You can know the side of me that adores Abba, the girl who dances and loves to sing her own love songs to Him.
But you CANNOT know the girl I was and still am before God.
Abba decided to challenge that by letting me get so lost and down to rock bottom so that I would HAVE to let people see who I am so I could break the chains that kept me on the roller coaster of love and despair, life and death, freedom and bondage.
The details, circumstances and people involved are between them, me and Abba alone.
The results and lessons are for everyone...
My old self that I still kept inside, unknowingly, believed that I wasn't worth being loved and that every mistake I made was making God move away from me and not love me anymore. As a result, I felt shame and guilt and moved away from God, my source of strength and hope.
Every time I would sin due to the shame, guilt and feeling that God didn't love me, I wasn't forgiving myself for doing those things, even though those who were involved were trying to tell me that He does love me and has forgiven me already.
You see, as a new Christian, most of my walk has been experiences with God, not Biblical knowledge. So, to me, God and His love is like our love that we have for each other, dependent on emotions and what the other one does.
THIS is why I believe every new Christian should have a mentor/teacher of sorts during their early walk. It is SO easy to view God as human love.

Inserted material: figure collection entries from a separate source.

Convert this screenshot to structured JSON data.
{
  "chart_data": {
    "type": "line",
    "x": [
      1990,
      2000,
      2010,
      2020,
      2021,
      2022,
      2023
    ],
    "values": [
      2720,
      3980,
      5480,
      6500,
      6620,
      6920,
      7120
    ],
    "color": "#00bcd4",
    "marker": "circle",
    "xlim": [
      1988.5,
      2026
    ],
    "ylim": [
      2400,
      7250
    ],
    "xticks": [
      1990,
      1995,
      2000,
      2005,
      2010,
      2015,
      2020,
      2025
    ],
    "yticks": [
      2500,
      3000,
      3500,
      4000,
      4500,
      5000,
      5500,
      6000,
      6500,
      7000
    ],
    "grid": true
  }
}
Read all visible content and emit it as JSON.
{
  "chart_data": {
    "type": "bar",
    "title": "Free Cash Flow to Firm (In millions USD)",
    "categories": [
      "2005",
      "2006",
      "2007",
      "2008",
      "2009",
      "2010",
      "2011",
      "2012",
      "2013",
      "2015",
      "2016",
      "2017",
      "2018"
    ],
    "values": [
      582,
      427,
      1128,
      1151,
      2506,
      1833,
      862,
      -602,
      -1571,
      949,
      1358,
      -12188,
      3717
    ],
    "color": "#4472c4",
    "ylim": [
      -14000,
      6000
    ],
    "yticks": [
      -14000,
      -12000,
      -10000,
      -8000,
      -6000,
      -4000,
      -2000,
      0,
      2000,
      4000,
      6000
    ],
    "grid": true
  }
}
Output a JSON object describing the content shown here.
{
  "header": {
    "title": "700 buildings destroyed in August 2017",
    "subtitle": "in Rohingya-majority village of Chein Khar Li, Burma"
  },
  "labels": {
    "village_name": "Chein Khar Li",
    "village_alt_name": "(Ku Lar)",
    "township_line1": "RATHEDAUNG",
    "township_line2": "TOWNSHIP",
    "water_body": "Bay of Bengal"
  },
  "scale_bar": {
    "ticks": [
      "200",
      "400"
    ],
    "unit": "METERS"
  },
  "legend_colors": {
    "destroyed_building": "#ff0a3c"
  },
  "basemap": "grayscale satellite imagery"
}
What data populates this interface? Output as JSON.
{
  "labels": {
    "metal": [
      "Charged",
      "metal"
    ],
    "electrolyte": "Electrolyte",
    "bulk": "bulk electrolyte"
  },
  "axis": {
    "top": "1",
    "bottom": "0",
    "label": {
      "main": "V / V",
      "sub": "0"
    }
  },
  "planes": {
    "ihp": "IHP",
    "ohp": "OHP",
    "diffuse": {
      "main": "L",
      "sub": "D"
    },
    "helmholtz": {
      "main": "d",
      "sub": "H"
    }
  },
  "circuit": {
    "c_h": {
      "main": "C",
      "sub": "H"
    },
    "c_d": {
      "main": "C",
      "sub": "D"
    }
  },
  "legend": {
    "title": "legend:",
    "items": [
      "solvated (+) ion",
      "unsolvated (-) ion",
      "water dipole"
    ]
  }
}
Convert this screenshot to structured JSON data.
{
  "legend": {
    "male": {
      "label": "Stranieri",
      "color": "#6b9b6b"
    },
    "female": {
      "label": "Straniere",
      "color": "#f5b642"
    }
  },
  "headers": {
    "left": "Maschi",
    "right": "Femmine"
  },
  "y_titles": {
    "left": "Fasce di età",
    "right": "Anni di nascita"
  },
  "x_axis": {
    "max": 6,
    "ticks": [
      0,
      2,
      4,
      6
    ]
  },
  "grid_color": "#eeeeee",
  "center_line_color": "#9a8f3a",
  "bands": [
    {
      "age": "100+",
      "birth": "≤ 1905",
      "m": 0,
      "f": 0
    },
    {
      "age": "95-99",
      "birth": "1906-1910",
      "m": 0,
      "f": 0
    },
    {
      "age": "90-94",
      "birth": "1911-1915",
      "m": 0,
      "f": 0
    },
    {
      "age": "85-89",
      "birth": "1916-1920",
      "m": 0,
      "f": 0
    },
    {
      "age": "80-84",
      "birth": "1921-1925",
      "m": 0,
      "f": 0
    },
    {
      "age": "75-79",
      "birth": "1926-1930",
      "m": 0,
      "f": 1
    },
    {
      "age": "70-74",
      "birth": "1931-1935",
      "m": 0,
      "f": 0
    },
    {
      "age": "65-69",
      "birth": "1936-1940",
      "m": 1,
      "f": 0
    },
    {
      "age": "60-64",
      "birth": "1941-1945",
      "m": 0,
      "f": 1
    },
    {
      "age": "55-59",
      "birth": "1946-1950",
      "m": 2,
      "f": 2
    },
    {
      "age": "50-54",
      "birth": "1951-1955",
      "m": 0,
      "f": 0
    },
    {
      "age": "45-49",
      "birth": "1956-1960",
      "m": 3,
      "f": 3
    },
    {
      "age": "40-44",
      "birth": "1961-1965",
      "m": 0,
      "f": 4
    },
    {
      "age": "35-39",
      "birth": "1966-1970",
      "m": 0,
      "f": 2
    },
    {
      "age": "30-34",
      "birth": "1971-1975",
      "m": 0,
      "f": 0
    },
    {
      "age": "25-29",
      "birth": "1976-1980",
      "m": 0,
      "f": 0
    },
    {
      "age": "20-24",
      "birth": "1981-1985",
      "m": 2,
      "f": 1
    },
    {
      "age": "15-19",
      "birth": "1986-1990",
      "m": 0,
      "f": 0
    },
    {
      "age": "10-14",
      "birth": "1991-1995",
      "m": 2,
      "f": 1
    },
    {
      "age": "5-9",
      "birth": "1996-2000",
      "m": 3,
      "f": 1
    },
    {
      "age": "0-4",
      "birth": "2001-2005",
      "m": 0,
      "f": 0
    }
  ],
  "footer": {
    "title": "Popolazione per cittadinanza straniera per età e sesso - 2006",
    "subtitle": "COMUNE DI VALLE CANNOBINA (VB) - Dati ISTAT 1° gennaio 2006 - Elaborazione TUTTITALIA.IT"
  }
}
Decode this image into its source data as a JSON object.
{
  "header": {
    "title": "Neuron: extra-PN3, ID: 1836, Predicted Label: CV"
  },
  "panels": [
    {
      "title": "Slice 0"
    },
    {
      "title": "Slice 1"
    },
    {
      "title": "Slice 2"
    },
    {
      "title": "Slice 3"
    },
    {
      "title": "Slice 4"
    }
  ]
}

God is love and love is God.
God forgives and forgets every sin... we have to learn to forgive ourselves (which I've thankfully done, both present and past ones).
I am like the adulteress. I was thrown down at the feet of Jesus, in my shame and guilt, looking up at Him, begging Him to forgive me, to not beat me... to love me again.
When I think of that I can hear Him say to me, "I've never stopped loving you. Let Me hold you. Sin no more and live in Me."